Does having blood type O, make someone less likely to have a severe illness from COVID, compared to type B, type AB, and type A?
Well, Zhao and others looked at the case fatality rate, and blood group A was linked to higher mortality risk compared to blood group O.
Interestingly, the association of blood type is not explainable by other risk factors, like obesity, diabetes, and high blood pressure.
Recently, there was a study published by the personal genetics company 23andMe regarding evidence that blood type plays a role in COVID-19.
So if you don’t know, 23andMe is a company that sends out personal genetics testing kits to individuals who are interested in finding out their genetic history and or their predisposition to certain genetically transmitted diseases.
According to their website, they did a study based on over 750,000 people.
Their preliminary results suggest that O blood type appears to be slightly less susceptible to contracting the virus.
But the big question is why?
No one really knows, but there are a lot of hypotheses.
BLOOD TYPE is determined by genetics, and the genes determine the specific proteins on the surface of the cell. These proteins, then have specific sugar molecules that are added to them.
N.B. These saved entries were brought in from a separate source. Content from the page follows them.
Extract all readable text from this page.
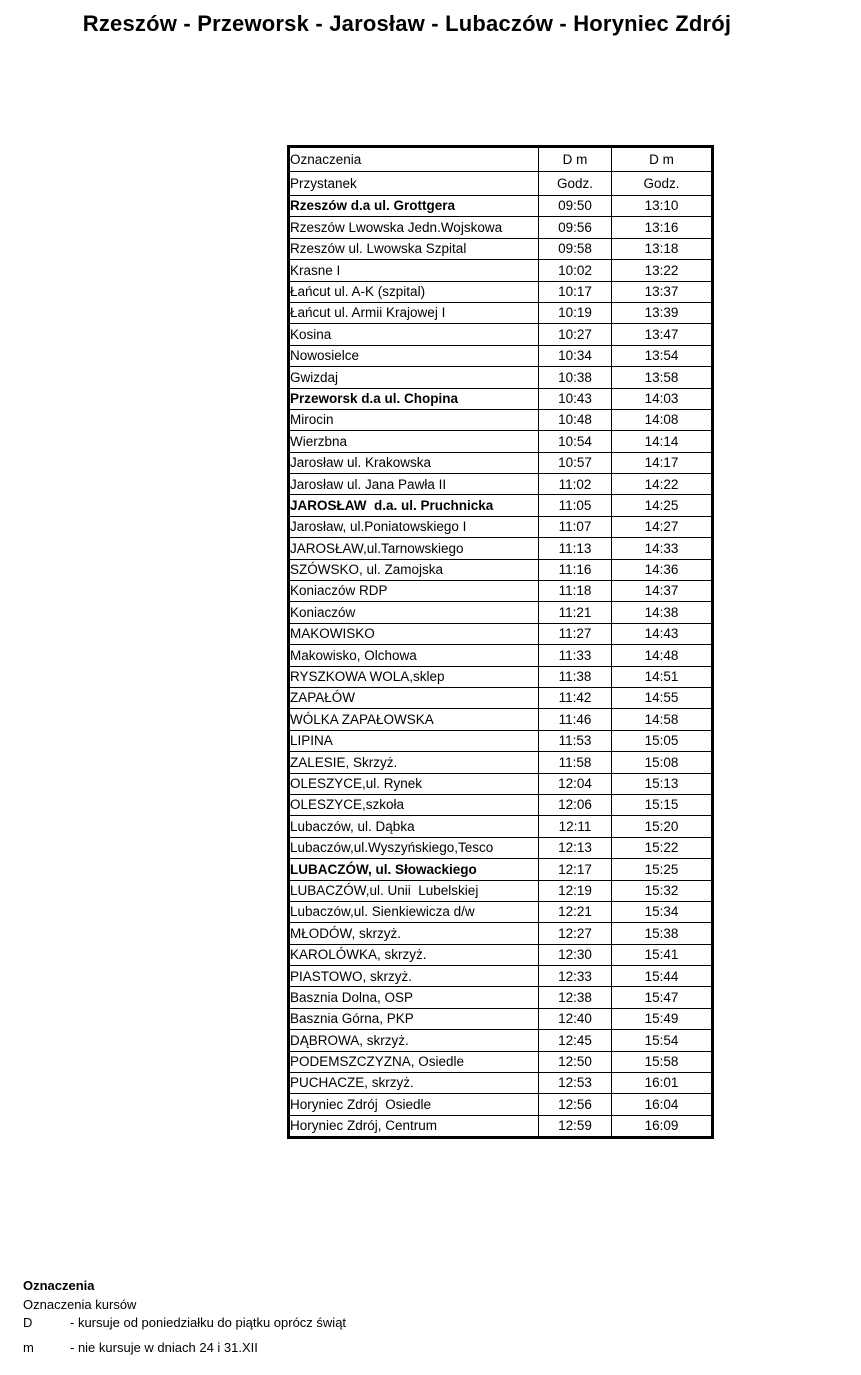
Rzeszów - Przeworsk - Jarosław - Lubaczów - Horyniec Zdrój
Oznaczenia	D m	D m
Przystanek	Godz.	Godz.
Rzeszów d.a ul. Grottgera	09:50	13:10
Rzeszów Lwowska Jedn.Wojskowa	09:56	13:16
Rzeszów ul. Lwowska Szpital	09:58	13:18
Krasne I	10:02	13:22
Łańcut ul. A-K (szpital)	10:17	13:37
Łańcut ul. Armii Krajowej I	10:19	13:39
Kosina	10:27	13:47
Nowosielce	10:34	13:54
Gwizdaj	10:38	13:58
Przeworsk d.a ul. Chopina	10:43	14:03
Mirocin	10:48	14:08
Wierzbna	10:54	14:14
Jarosław ul. Krakowska	10:57	14:17
Jarosław ul. Jana Pawła II	11:02	14:22
JAROSŁAW  d.a. ul. Pruchnicka	11:05	14:25
Jarosław, ul.Poniatowskiego I	11:07	14:27
JAROSŁAW,ul.Tarnowskiego	11:13	14:33
SZÓWSKO, ul. Zamojska	11:16	14:36
Koniaczów RDP	11:18	14:37
Koniaczów	11:21	14:38
MAKOWISKO	11:27	14:43
Makowisko, Olchowa	11:33	14:48
RYSZKOWA WOLA,sklep	11:38	14:51
ZAPAŁÓW	11:42	14:55
WÓLKA ZAPAŁOWSKA	11:46	14:58
LIPINA	11:53	15:05
ZALESIE, Skrzyż.	11:58	15:08
OLESZYCE,ul. Rynek	12:04	15:13
OLESZYCE,szkoła	12:06	15:15
Lubaczów, ul. Dąbka	12:11	15:20
Lubaczów,ul.Wyszyńskiego,Tesco	12:13	15:22
LUBACZÓW, ul. Słowackiego	12:17	15:25
LUBACZÓW,ul. Unii  Lubelskiej	12:19	15:32
Lubaczów,ul. Sienkiewicza d/w	12:21	15:34
MŁODÓW, skrzyż.	12:27	15:38
KAROLÓWKA, skrzyż.	12:30	15:41
PIASTOWO, skrzyż.	12:33	15:44
Basznia Dolna, OSP	12:38	15:47
Basznia Górna, PKP	12:40	15:49
DĄBROWA, skrzyż.	12:45	15:54
PODEMSZCZYZNA, Osiedle	12:50	15:58
PUCHACZE, skrzyż.	12:53	16:01
Horyniec Zdrój  Osiedle	12:56	16:04
Horyniec Zdrój, Centrum	12:59	16:09
Oznaczenia
Oznaczenia kursów
D	- kursuje od poniedziałku do piątku oprócz świąt
m	- nie kursuje w dniach 24 i 31.XII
They exist in our blood cells and other cell types.
People who are blood type A carry A-sugar-antigens
People who are blood type B carry B-sugar-antigens
People with O blood type have neither A nor B-sugar antigens.
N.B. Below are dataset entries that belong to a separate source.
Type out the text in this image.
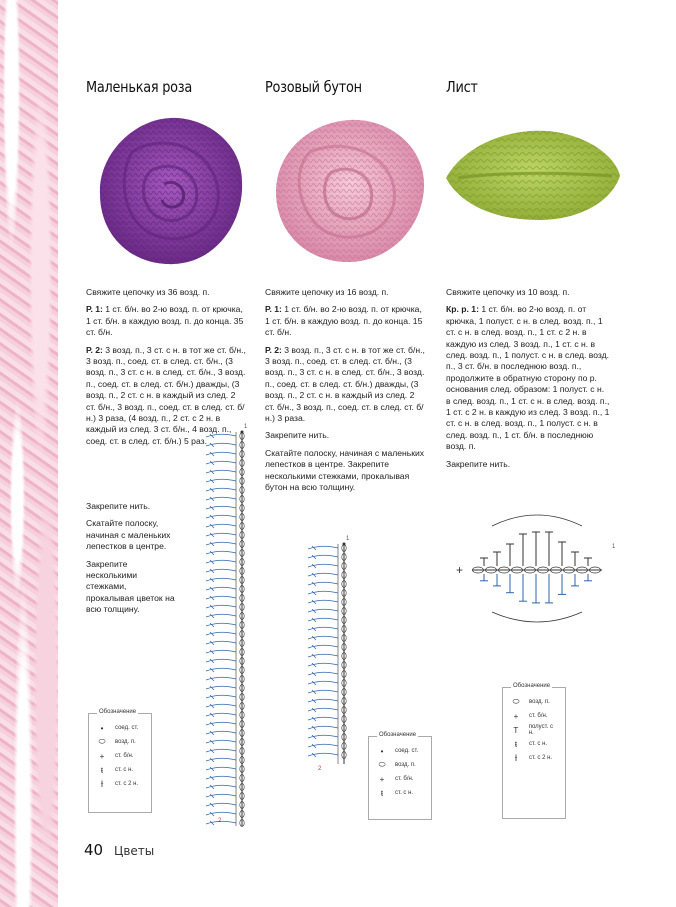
Маленькая роза

Свяжите цепочку из 36 возд. п.

Р. 1: 1 ст. б/н. во 2-ю возд. п. от крючка, 1 ст. б/н. в каждую возд. п. до конца. 35 ст. б/н.

Р. 2: 3 возд. п., 3 ст. с н. в тот же ст. б/н., 3 возд. п., соед. ст. в след. ст. б/н., (3 возд. п., 3 ст. с н. в след. ст. б/н., 3 возд. п., соед. ст. в след. ст. б/н.) дважды, (3 возд. п., 2 ст. с н. в каждый из след. 2 ст. б/н., 3 возд. п., соед. ст. в след. ст. б/н.) 3 раза, (4 возд. п., 2 ст. с 2 н. в каждый из след. 3 ст. б/н., 4 возд. п., соед. ст. в след. ст. б/н.) 5 раз.

Закрепите нить.

Скатайте полоску, начиная с маленьких лепестков в центре.

Закрепите несколькими стежками, прокалывая цветок на всю толщину.

1
2
Обозначение
•	соед. ст.
⬭	возд. п.
+	ст. б/н.
ŧ	ст. с н.
⫲	ст. с 2 н.
Розовый бутон

Свяжите цепочку из 16 возд. п.

Р. 1: 1 ст. б/н. во 2-ю возд. п. от крючка, 1 ст. б/н. в каждую возд. п. до конца. 15 ст. б/н.

Р. 2: 3 возд. п., 3 ст. с н. в тот же ст. б/н., 3 возд. п., соед. ст. в след. ст. б/н., (3 возд. п., 3 ст. с н. в след. ст. б/н., 3 возд. п., соед. ст. в след. ст. б/н.) дважды, (3 возд. п., 2 ст. с н. в каждый из след. 2 ст. б/н., 3 возд. п., соед. ст. в след. ст. б/н.) 3 раза.

Закрепите нить.

Скатайте полоску, начиная с маленьких лепестков в центре. Закрепите несколькими стежками, прокалывая бутон на всю толщину.

1
2
Обозначение
•	соед. ст.
⬭	возд. п.
+	ст. б/н.
ŧ	ст. с н.
Лист

Свяжите цепочку из 10 возд. п.

Кр. р. 1: 1 ст. б/н. во 2-ю возд. п. от крючка, 1 полуст. с н. в след. возд. п., 1 ст. с н. в след. возд. п., 1 ст. с 2 н. в каждую из след. 3 возд. п., 1 ст. с н. в след. возд. п., 1 полуст. с н. в след. возд. п., 3 ст. б/н. в последнюю возд. п., продолжите в обратную сторону по р. основания след. образом: 1 полуст. с н. в след. возд. п., 1 ст. с н. в след. возд. п., 1 ст. с 2 н. в каждую из след. 3 возд. п., 1 ст. с н. в след. возд. п., 1 полуст. с н. в след. возд. п., 1 ст. б/н. в последнюю возд. п.

Закрепите нить.

+
1
Обозначение
⬭	возд. п.
+	ст. б/н.
T	полуст. с н.
ŧ	ст. с н.
⫲	ст. с 2 н.
40 Цветы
What is the significance of this?
This means that the immune systems of people with type A blood develop antibodies for B antigens.
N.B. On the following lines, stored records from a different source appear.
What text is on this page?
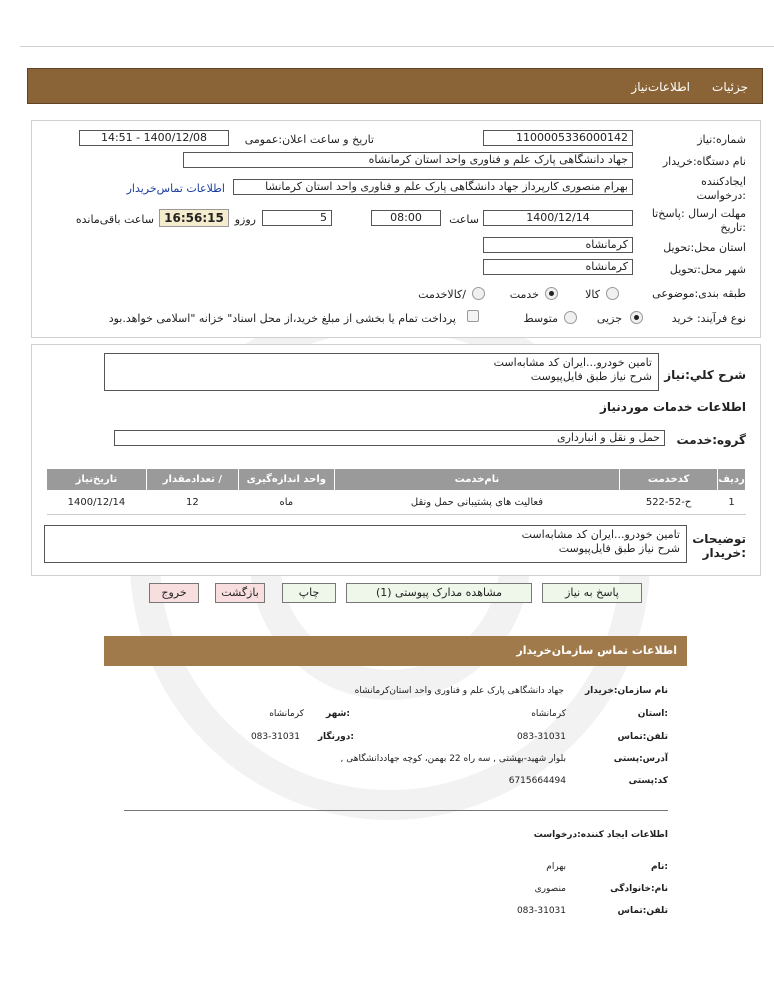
جزئیات
اطلاعات‌نیاز
شماره:نیاز
1100005336000142
تاریخ و ساعت اعلان:عمومی
1400/12/08 - 14:51
نام دستگاه:خریدار
جهاد دانشگاهی پارک علم و فناوری واحد استان کرمانشاه
ایجادکننده
:درخواست
بهرام منصوری کارپرداز جهاد دانشگاهی پارک علم و فناوری واحد استان کرمانشا
اطلاعات تماس‌خریدار
مهلت ارسال :پاسخ‌تا
:تاریخ
1400/12/14
ساعت
08:00
5
روزو
16:56:15
ساعت باقی‌مانده
استان محل:تحویل
کرمانشاه
شهر محل:تحویل
کرمانشاه
طبقه بندی:موضوعی
کالا
خدمت
/کالاخدمت
نوع فرآیند: خرید
جزیی
متوسط
پرداخت تمام یا بخشی از مبلغ خرید،از محل اسناد" خزانه "اسلامی خواهد.بود
شرح کلي:نیاز
تامین خودرو...ایران کد مشابه‌است
شرح نیاز طبق فایل‌پیوست
اطلاعات خدمات موردنیاز
گروه:خدمت
حمل و نقل و انبارداری
ردیف	کدخدمت	نام‌خدمت	واحد اندازه‌گیری	/ تعدادمقدار	تاریخ‌نیاز
1	ح-52-522	فعالیت های پشتیبانی حمل ونقل	ماه	12	1400/12/14
توضیحات
:خریدار
تامین خودرو...ایران کد مشابه‌است
شرح نیاز طبق فایل‌پیوست
پاسخ به نیاز
مشاهده مدارک پیوستی (1)
چاپ
بازگشت
خروج
اطلاعات تماس سازمان‌خریدار
نام سازمان:خریدار
جهاد دانشگاهی پارک علم و فناوری واحد استان‌کرمانشاه
:استان
کرمانشاه
:شهر
کرمانشاه
تلفن:تماس
083-31031
:دورنگار
083-31031
آدرس:پستی
بلوار شهید-بهشتی , سه راه 22 بهمن، کوچه جهاددانشگاهی ,
کد:پستی
6715664494
اطلاعات ایجاد کننده:درخواست
:نام
بهرام
نام:خانوادگی
منصوری
تلفن:تماس
083-31031
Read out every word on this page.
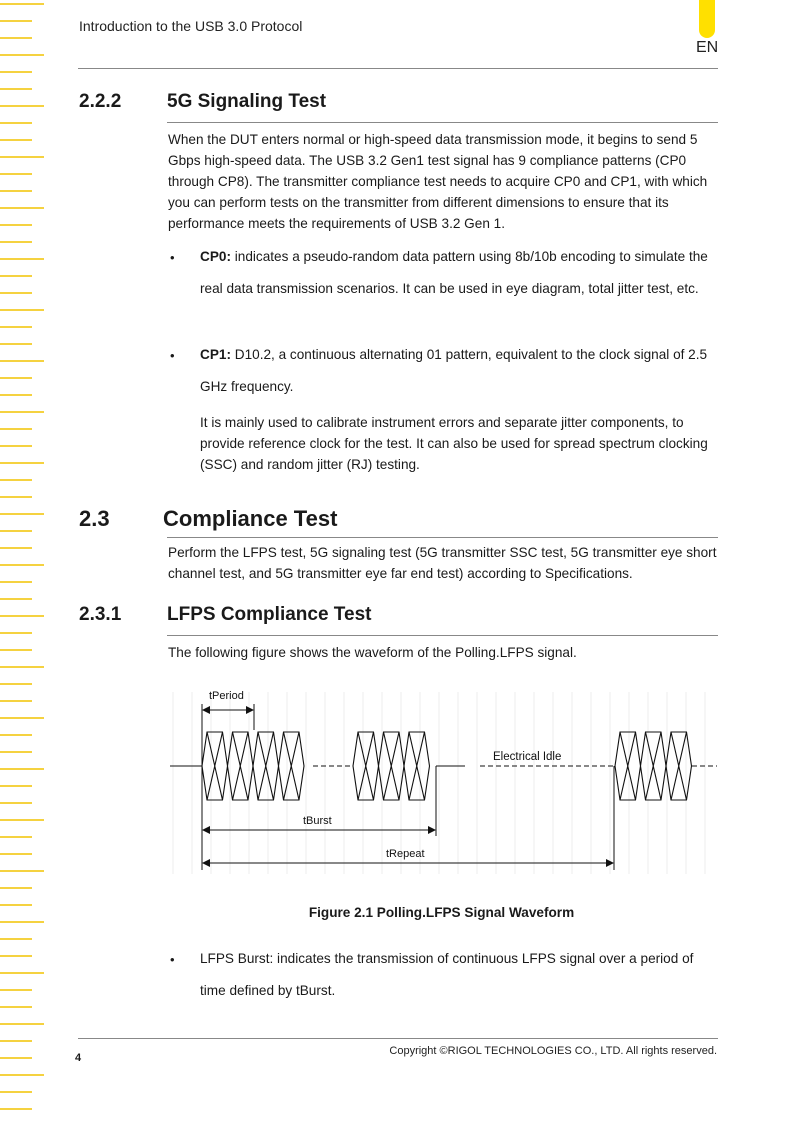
Introduction to the USB 3.0 Protocol
EN
2.2.2 5G Signaling Test
When the DUT enters normal or high-speed data transmission mode, it begins to send 5 Gbps high-speed data. The USB 3.2 Gen1 test signal has 9 compliance patterns (CP0 through CP8). The transmitter compliance test needs to acquire CP0 and CP1, with which you can perform tests on the transmitter from different dimensions to ensure that its performance meets the requirements of USB 3.2 Gen 1.
• CP0: indicates a pseudo-random data pattern using 8b/10b encoding to simulate the real data transmission scenarios. It can be used in eye diagram, total jitter test, etc.
• CP1: D10.2, a continuous alternating 01 pattern, equivalent to the clock signal of 2.5 GHz frequency.
It is mainly used to calibrate instrument errors and separate jitter components, to provide reference clock for the test. It can also be used for spread spectrum clocking (SSC) and random jitter (RJ) testing.
2.3 Compliance Test
Perform the LFPS test, 5G signaling test (5G transmitter SSC test, 5G transmitter eye short channel test, and 5G transmitter eye far end test) according to Specifications.
2.3.1 LFPS Compliance Test
The following figure shows the waveform of the Polling.LFPS signal.
tPeriod
Electrical Idle
tBurst
tRepeat
Figure 2.1 Polling.LFPS Signal Waveform
• LFPS Burst: indicates the transmission of continuous LFPS signal over a period of time defined by tBurst.
4
Copyright ©RIGOL TECHNOLOGIES CO., LTD. All rights reserved.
People with type B blood type have antibodies for A antigens.
People with type O blood have antibodies for both A and B antigens.
People with AB blood type will have neither anti-A nor anti-B antibodies.
And here is an interesting fact we knew before COVID.
There are studies showing that people with type O blood have lower levels of proteins that promote blood clotting.
More specifically, people with blood group O have about 25% lower levels of von Willebrand factor (VWF) than those with types A, B, or AB. This is due to increased clearance of VWF from the circulation.
VWF is always involved in the development of clots, so if there is less VWF, there’s likely to be less clotting. So this might explain why Type O blood type means fewer blood clots, and this might at least partially explain why people with Type O overall have less severe disease. Because as you probably know already, lots of people with COVID pneumonia also have blood clots. Also, we know that the SARS-CoV-2 can replicate in cells that express blood type antigens. Such as the cells that form the lining of our lungs, and the cells that form our tiny little air sacs, the alveoli. And the cells that line the inside of our mouth and nasal passageways. This means that when an infected person coughs or sneezes, there's a possibility that they release viral particles that are coated with their blood type antigens. So this is at least a theory from some scientists.